THE SUMMER of MAKING — Chapter Numero Uno

Captain Trashbeard was starting to get sick of the ocean. Literally, sick. They say you get your sea legs with time, but it takes a lot longer when you have four of them… and so she laid splattered across her bed in the captain’s quarters, bouncing violently as Le Dumpstairè II cut through steep swells like a ninety-ton timber-hulled schooner through butter. These rough seas were making her queasy and miserable, though her regular diet of literal garbage was also surely not helping.

The captain felt something welling up from deep inside. The feeling was sadness. Trashbeard felt sad. No, homesickness was what she felt. No… no, that feeling would be seasickness—again. Uh-oh. She ran out onto the weather deck, heaved herself over the gunwales, and ejected a stream of yellow bile in a parabolic arc that landed a solid twenty feet out from the ship. First Mate Arrpheus, ever the loyal companion, came over to hold back her whiskers for the second time that day.

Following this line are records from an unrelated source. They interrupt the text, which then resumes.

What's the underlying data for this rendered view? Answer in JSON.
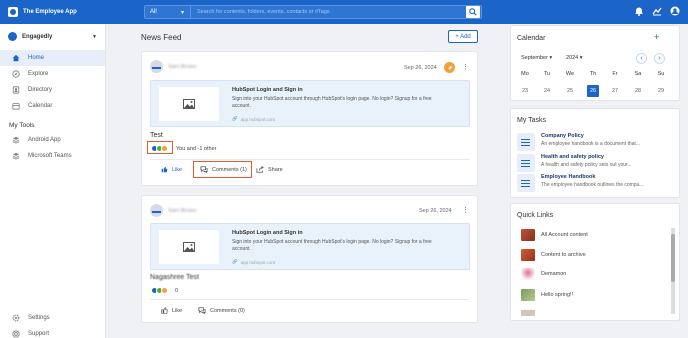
{
  "app": {
    "title": "The Employee App"
  },
  "search": {
    "scope": "All",
    "placeholder": "Search for contents, folders, events, contacts or #Tags"
  },
  "org": {
    "name": "Engagedly"
  },
  "nav": {
    "items": [
      {
        "label": "Home",
        "active": true
      },
      {
        "label": "Explore"
      },
      {
        "label": "Directory"
      },
      {
        "label": "Calendar"
      }
    ]
  },
  "tools": {
    "title": "My Tools",
    "items": [
      {
        "label": "Android App"
      },
      {
        "label": "Microsoft Teams"
      }
    ]
  },
  "bottom_nav": {
    "items": [
      {
        "label": "Settings"
      },
      {
        "label": "Support"
      }
    ]
  },
  "feed": {
    "title": "News Feed",
    "add_label": "+ Add"
  },
  "posts": [
    {
      "author": "Sam Brown",
      "date": "Sep 26, 2024",
      "link": {
        "title": "HubSpot Login and Sign in",
        "desc": "Sign into your HubSpot account through HubSpot's login page. No login? Signup for a free account.",
        "url": "app.hubspot.com"
      },
      "title": "Test",
      "reactions_text": "You and -1 other",
      "like_label": "Like",
      "comments_label": "Comments (1)",
      "share_label": "Share"
    },
    {
      "author": "Sam Brown",
      "date": "Sep 26, 2024",
      "link": {
        "title": "HubSpot Login and Sign in",
        "desc": "Sign into your HubSpot account through HubSpot's login page. No login? Signup for a free account.",
        "url": "app.hubspot.com"
      },
      "title": "Nagashree Test",
      "reactions_text": "0",
      "like_label": "Like",
      "comments_label": "Comments (0)"
    }
  ],
  "calendar": {
    "title": "Calendar",
    "month": "September",
    "year": "2024",
    "weekdays": [
      "Mo",
      "Tu",
      "We",
      "Th",
      "Fr",
      "Sa",
      "Su"
    ],
    "days": [
      "23",
      "24",
      "25",
      "26",
      "27",
      "28",
      "29"
    ],
    "today_index": 3
  },
  "tasks": {
    "title": "My Tasks",
    "items": [
      {
        "title": "Company Policy",
        "desc": "An employee handbook is a document that..."
      },
      {
        "title": "Health and safety policy",
        "desc": "A health and safety policy sets out your..."
      },
      {
        "title": "Employee Handbook",
        "desc": "The employee handbook outlines the compu..."
      }
    ]
  },
  "quick_links": {
    "title": "Quick Links",
    "items": [
      {
        "label": "All Account content"
      },
      {
        "label": "Content to archive"
      },
      {
        "label": "Demamon"
      },
      {
        "label": "Hello spring!!"
      }
    ]
  },
  "colors": {
    "brand": "#1b64c8",
    "highlight": "#e85a2b",
    "badge": "#f2a03a"
  }
}
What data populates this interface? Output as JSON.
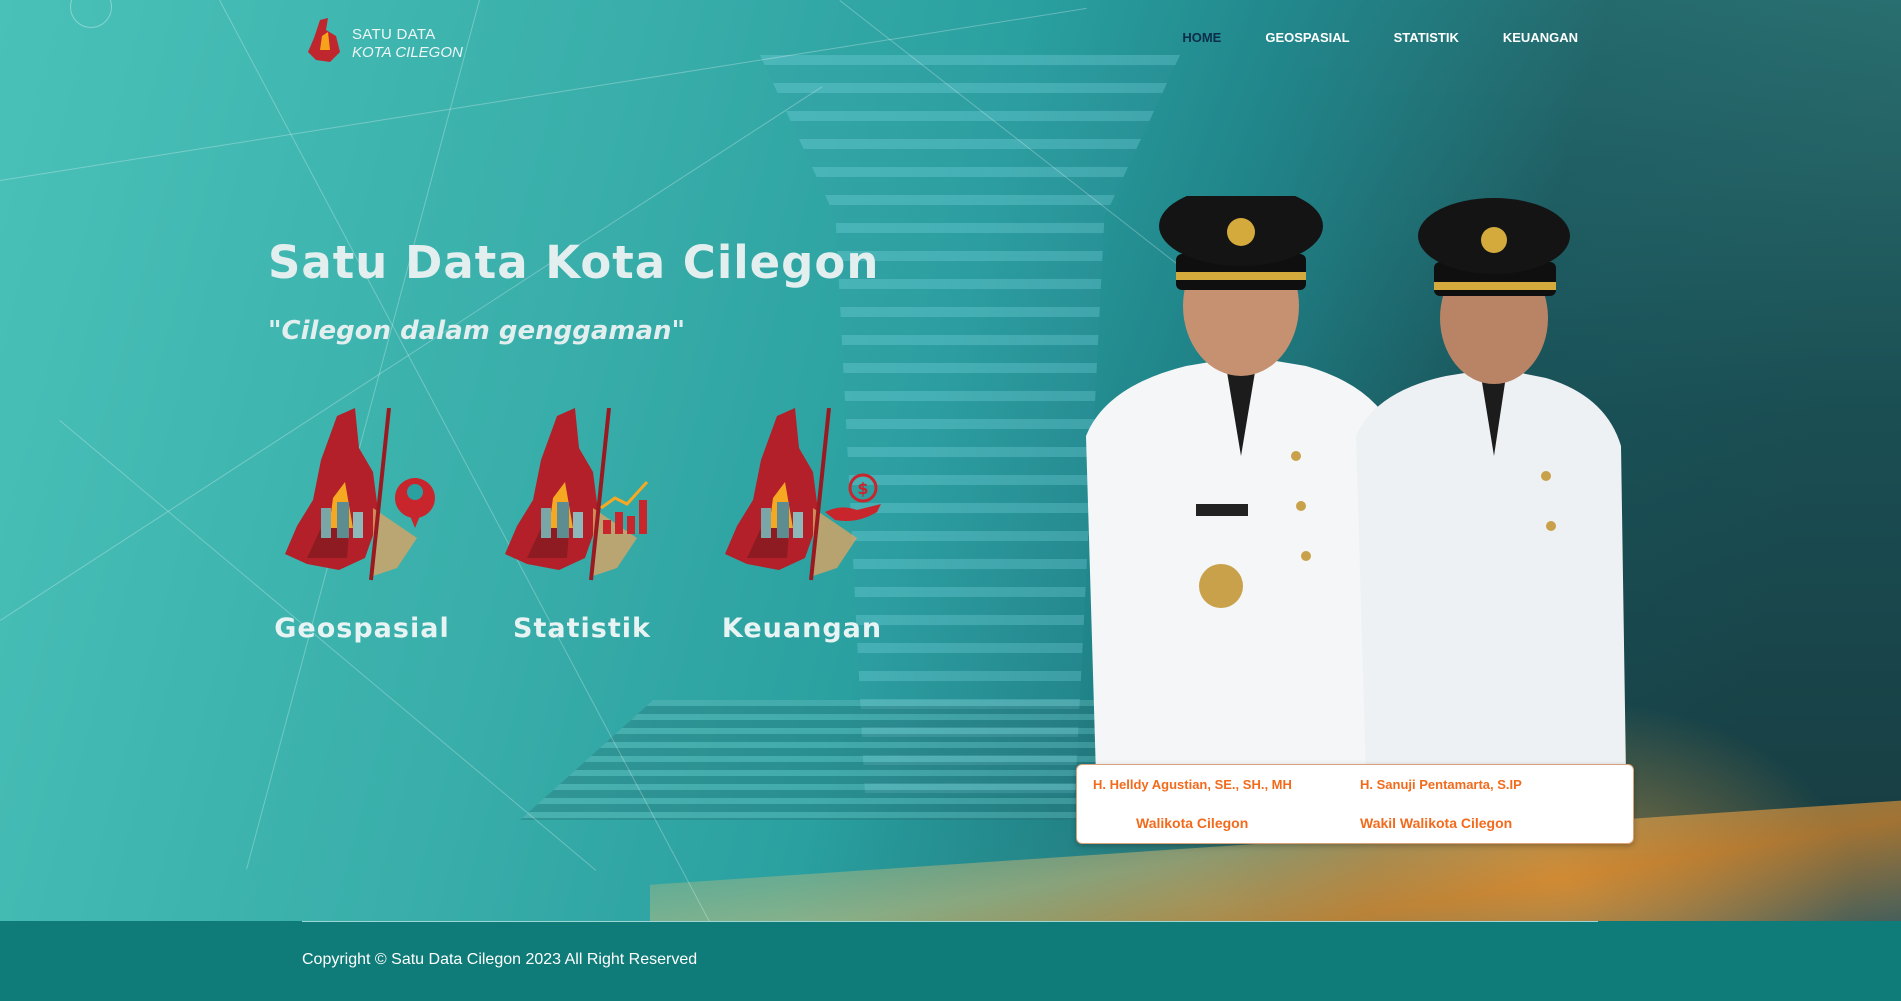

It was about that moment when the commotion began. The presently-occupied captain didn’t notice at first, but Arrpheus instantly detected a change in the water through the tippy-toes of her delicate hooves. Moments later she saw it with her eyes, too… she could tell things were off from some of the pixels, and from seeing quite a few commotions in her time. At first it was something about the texture of the waves. Then, it was a shift in the hue. Then, it was a gigantic volcano shooting through the surface on the horizon, followed by foothills, followed by an entire continental landmass erupting from below the ship, complete with trees and lakes and boulders and—especially peculiarly—a sizable hole in a cliffside rising from the nearby dunes, positioned a meager three furlongs down the sandy beach that now cradled the hull of Le Dumpstairé II. Arrpheus ran to the captain’s quarters and retrieved a couple of spyglasses from the enormous pile of trinkets at the foot of the captain’s bed. Most of these were recently shoveled into Captain Trashbeard’s AliExpress cart after a frenzied afternoon of googling things like “tariffs definition simple english wikipedia” and “what country is china in”

The rumbling had caused the peg to fall clean off of Arrpheus’s leg, but Orpheus was too puzzled by the curious cave to notice. She raised her spyglass to a squinty lil dino eye, trained it upon the distant landform, and did her best to describe what she saw to her vomitorious friend. “Cave. Round. Too round? Looks deep. Real dark. Neat.” Trashbeard was busy pawing at her head, scanning the beach for the captain’s hat that she’d lost along with the contents of her stomach. At first Heidi was only minimally intrigued by her pal’s description, but she raised up her stinky pukeface enough to poke a cheap plastic eyecup into her bulging eyeball… just in time to witness something that promised to change the course of their lives forever or at least for the next forty minutes probably at a minimum: a ghost rising out of the dark!! And not some crappy vintage premultiplied-alpha photobomb of an irrelevant victorian hag, cursed to eternally wander the pantry or some such. This was a thiccc, cartoony, Luigi’s Mansion-style dribble of additively-blended ectoplasm, spurting out of the subterranean dankness bleating theremin sounds from its derpy dead face. Not just a ghost, no no—this was a spOOoOoooOOOOOkyy ghost. Which meant that cave wasn’t just a cave… it was a spooky tomb!!!

Heidi and Orpheus shared a glance that instantly cancelled their plans for the rest of the day. Twenty minutes later they stood at the maw of the tomb, gazing into a magnificent stone void that could only be borne of intelligent hands and/or paws and/or hooves. Orpheus adjusted the brim of her trustiest hat and choked up on the handle of a sturdy and dangerous-looking bullwhip. Heidi, clad in an absurdly low-quality Temu tank top that seemed to be cardboard-levels of stiff, pulled two overripe bananas out of a filthy backpack and holstered them on either side of her booty shorts. The tiny raccoon hoisted her inventory back upon her shoulders and turned her gaze upward to the lumbering dinosaur at her side. Their eyes met. A silent nod passed between our mismatched heroes. And there the beginning came to an end; buttressed by the stainless bonds of their timeless partnership, Heidi Croft and Explorpheus Jones descended into a season of adventure set upon a continent deserted by all but the best of friends.